As a side note, I highly recommend Lyn Alden's book Broken Money.
There's some good stuff in there but it's just a kind of a gish galloping polemic, it raises some interesting questions but it doesn't do much to sway my opinion on the macro level.
> “I don’t think it’s on a trajectory to deliver us from centralized platforms, I don’t think it will fundamentally change our relationship to technology, and I think the privacy story is already below par for the internet (which is a pretty low bar!), but I also understand why nerds like me are excited to build for it.”

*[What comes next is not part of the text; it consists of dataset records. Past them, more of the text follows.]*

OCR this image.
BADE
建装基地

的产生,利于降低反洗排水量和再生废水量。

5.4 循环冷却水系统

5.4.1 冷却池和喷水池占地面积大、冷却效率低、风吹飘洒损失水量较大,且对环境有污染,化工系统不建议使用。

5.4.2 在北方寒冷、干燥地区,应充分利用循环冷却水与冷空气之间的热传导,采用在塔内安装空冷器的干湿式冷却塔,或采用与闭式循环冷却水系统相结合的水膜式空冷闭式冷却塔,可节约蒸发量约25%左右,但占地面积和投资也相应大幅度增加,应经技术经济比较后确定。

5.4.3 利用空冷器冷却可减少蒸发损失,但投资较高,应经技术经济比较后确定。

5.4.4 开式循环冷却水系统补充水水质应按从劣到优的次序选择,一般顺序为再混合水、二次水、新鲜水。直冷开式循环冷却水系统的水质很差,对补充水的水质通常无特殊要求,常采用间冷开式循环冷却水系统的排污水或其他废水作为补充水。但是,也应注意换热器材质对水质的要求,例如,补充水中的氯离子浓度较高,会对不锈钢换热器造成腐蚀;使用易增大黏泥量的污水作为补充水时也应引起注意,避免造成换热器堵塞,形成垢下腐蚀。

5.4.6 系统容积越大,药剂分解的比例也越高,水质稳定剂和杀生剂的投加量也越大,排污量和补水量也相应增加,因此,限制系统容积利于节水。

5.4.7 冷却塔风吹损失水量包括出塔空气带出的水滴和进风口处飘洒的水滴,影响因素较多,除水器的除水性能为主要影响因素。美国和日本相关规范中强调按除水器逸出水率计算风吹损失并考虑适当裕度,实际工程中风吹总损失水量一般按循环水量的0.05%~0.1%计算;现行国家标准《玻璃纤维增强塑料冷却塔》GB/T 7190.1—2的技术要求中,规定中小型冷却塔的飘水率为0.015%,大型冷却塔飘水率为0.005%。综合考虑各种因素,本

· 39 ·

https://moxie.org/2022/01/07/web3-first-impressions.html
Regarding this juxtaposition between between advocacy that others buy-into the system versus, er, tactical-avoidance by advocates, I'll recycle a comment from earlier today:
> [Some proponents say] "That's fixed with private blockchain", which is the equivalent of "That's fixed with Segways that have a second set of wheels and the self-balancing is disabled."
> There's a bunch of people busy reinventing decades-old old tech/accounting, either because they never bothered to learn what was actually new about "blockchain", or because they can't bear to admit that the new stuff wasn't really good/necessary.
> [...O]utside of wild-west cryptocurrency, [unrestricted node membership] usually isn't necessary, nor even desirable when you consider the rest of the cycle-burning baggage and complexity that comes with it.
__________
> They are all either false or misleading. In most cases Nakamoto's own writings show he knew this. His acolytes were gaslighting.
Quibble: Nah, that would be classical lying. "Gaslighting" is more specific and involves trying to make someone doubt your own sanity, memory, or senses.